Windows 8.1のHyper-VはホストPCとゲストPC間の連係機能を改善し、ファイルのやり取りやクリップボードの共有、オーディオ再生といった機能を実現した。ただし、これらの恩恵を受けるには拡張セッションモードという接続形式を用いるものの、ゲストOSはWindows 8.1、Windows Server 2012 R2に限られる。それでもUSBデバイスのリダイレクト機能などを備え、VMware Playerなど他の仮想化環境と見比べるレベルに達したと述べても過言ではないだろう。
その9:「DirectX 11.2」
Windows 10はGPUの機能を低レベルで利用可能なDirectX 12を実装する予定だが、現時点の最新版はWindows 8.1用のDirectX 11.2。
例えばWindows 7で利用できるのはDirectX 11.1までだが、この「0.1」の違いで意外に機能が違っている。例えば、“ハードウェアベースの画面合成表示”は、XAMLでUI部分を描画し、迅速なレスポンスが必要な部分はDirectXが担うことになる。
上図はBuild 2013のスライドから抜粋したものだが、DirectX関連セッションでは、前述したハードウェアベースの画面合成表示を含めて5つの特徴を掲げている。なかでも注目すべきは、GPUとCPU処理を組み合わせてプログラムの効率化を実現する“マッピング可能になったデフォルトバッファ”だ。演算シェーダーを実行する際、従来は中間バッファにあったデータをデフォルトバッファにコピーしていたが、本機能の実装によって直接デフォルトバッファにアクセス可能になる。その結果として、コピーに要する時間と消費メモリの削減が実現するのだ。
この他にもWDDM(Windows Display Driver Model)も1.3にバージョンアップし、Direct3Dレンダリングパフォーマンスの改善や、Direct3D 11.1との連携を可能にしている。GPUのパフォーマンスを最大限に引き出せる点を踏まえても、古いOSを使うメリットは皆無だ。
その10:「アップグレード」
既報のとおり2015年夏にリリース予定のWindows 10は、無料アップグレード対象OSとしてWindows 7 Service Pack 1およびWindows 8.1(Update)の名前を並べている。そのため、現在Windows 7をお使いの方々は“Windows 10まで待とう”と考える方も少なくないだろう。

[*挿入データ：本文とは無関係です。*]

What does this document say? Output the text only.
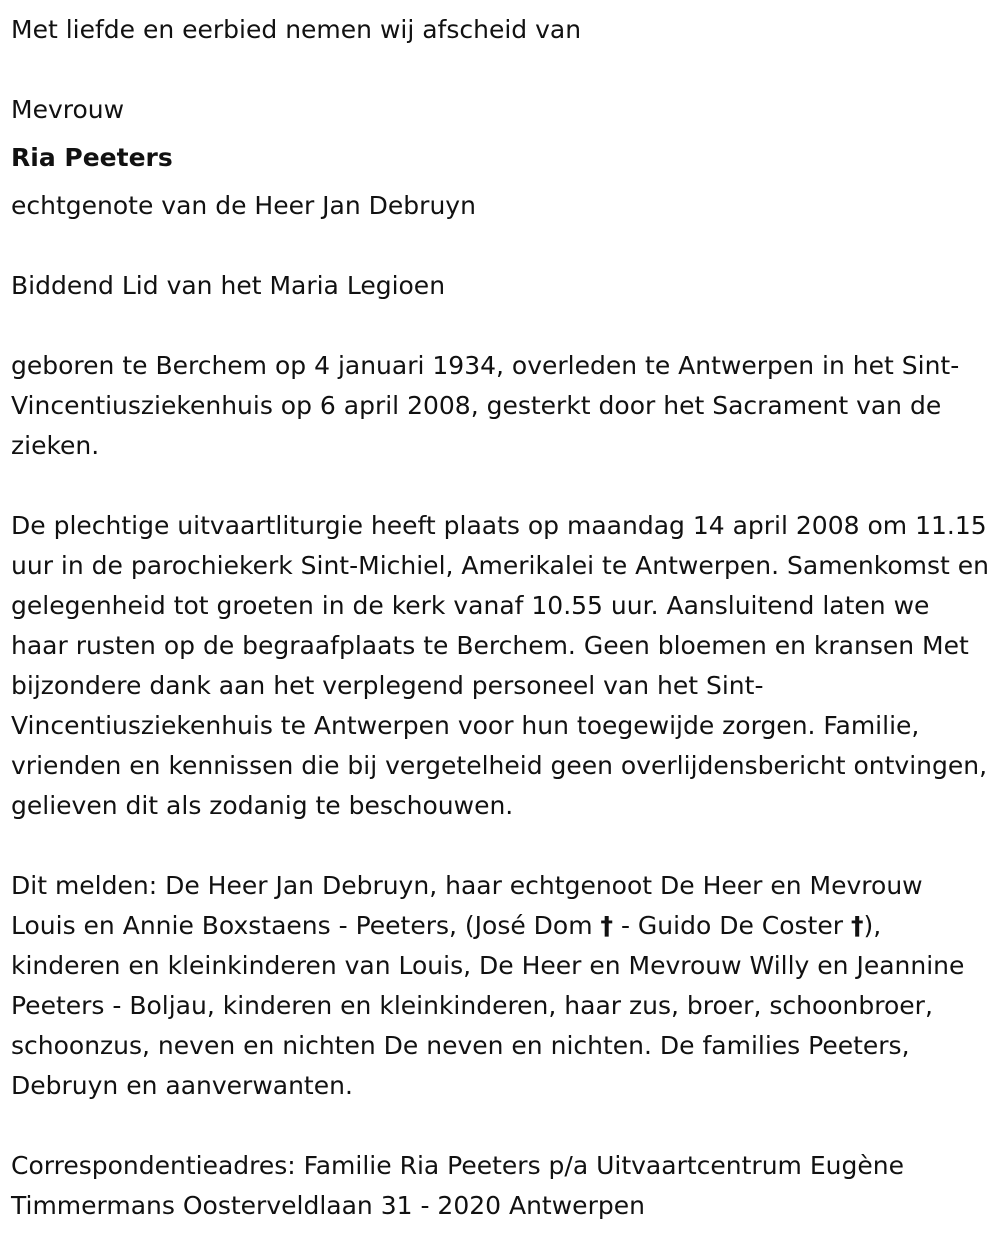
Met liefde en eerbied nemen wij afscheid van

Mevrouw

Ria Peeters

echtgenote van de Heer Jan Debruyn

Biddend Lid van het Maria Legioen

geboren te Berchem op 4 januari 1934, overleden te Antwerpen in het Sint-Vincentiusziekenhuis op 6 april 2008, gesterkt door het Sacrament van de zieken.

De plechtige uitvaartliturgie heeft plaats op maandag 14 april 2008 om 11.15 uur in de parochiekerk Sint-Michiel, Amerikalei te Antwerpen. Samenkomst en gelegenheid tot groeten in de kerk vanaf 10.55 uur. Aansluitend laten we haar rusten op de begraafplaats te Berchem. Geen bloemen en kransen Met bijzondere dank aan het verplegend personeel van het Sint-Vincentiusziekenhuis te Antwerpen voor hun toegewijde zorgen. Familie, vrienden en kennissen die bij vergetelheid geen overlijdensbericht ontvingen, gelieven dit als zodanig te beschouwen.

Dit melden: De Heer Jan Debruyn, haar echtgenoot De Heer en Mevrouw Louis en Annie Boxstaens - Peeters, (José Dom † - Guido De Coster †), kinderen en kleinkinderen van Louis, De Heer en Mevrouw Willy en Jeannine Peeters - Boljau, kinderen en kleinkinderen, haar zus, broer, schoonbroer, schoonzus, neven en nichten De neven en nichten. De families Peeters, Debruyn en aanverwanten.

Correspondentieadres: Familie Ria Peeters p/a Uitvaartcentrum Eugène Timmermans Oosterveldlaan 31 - 2020 Antwerpen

だが、長年Windows OSを使ってきた方なら経験しているように、必ずしもスムーズにアップグレードできる保証はない。
筆者は残念(?)ながら未経験だが、Windows 8からWindows 8.1へのアップグレードがどうしてもうまく行かないケースや、Windows 7からWindows 8へのアップグレード時のトラブルは枚挙に暇がない。もちろんMicrosoftもしっかりと検証を行うだろうが、人のなすことに万全はないことはご承知のとおりだ。.

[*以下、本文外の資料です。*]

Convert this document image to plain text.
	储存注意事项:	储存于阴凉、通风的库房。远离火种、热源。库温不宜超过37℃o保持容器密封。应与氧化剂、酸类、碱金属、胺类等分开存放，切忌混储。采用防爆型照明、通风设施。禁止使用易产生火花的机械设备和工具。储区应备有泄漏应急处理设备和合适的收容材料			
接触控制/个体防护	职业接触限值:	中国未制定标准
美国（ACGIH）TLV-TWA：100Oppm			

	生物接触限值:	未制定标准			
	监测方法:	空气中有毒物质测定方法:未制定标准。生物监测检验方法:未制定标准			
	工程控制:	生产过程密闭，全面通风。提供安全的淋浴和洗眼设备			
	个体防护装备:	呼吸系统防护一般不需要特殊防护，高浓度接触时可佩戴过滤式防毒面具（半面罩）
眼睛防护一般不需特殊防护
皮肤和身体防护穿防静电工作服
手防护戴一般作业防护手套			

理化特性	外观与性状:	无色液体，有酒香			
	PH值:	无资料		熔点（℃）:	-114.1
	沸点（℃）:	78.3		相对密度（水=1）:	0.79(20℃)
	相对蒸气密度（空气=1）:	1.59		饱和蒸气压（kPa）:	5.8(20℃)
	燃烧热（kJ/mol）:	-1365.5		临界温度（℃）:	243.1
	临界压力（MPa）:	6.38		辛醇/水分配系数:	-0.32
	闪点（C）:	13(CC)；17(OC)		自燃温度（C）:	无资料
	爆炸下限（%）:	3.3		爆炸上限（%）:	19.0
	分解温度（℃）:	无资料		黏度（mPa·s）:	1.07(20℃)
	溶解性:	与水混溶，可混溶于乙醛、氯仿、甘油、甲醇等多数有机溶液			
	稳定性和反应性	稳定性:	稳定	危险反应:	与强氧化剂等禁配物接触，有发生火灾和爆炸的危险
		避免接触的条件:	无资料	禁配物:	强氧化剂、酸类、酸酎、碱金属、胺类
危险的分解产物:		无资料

ちょうどWindows 8.1のシステム要件はWindows 7のそれと大差はなく、Windows 7リリース直後(2009年10月)のPCでなければ、Windows 8.1にアップグレードしても、そのまま使えるはずだ。Windows 10 Technical Previewを試した方なら気付くように、Windows 10はWindows 8.1をベースに開発が進んでいる。Windows 10に期待するならばこそ、より確実にWindows 10へアップグレードできるであろうWindows 8.1を選ぶのがいいだろう。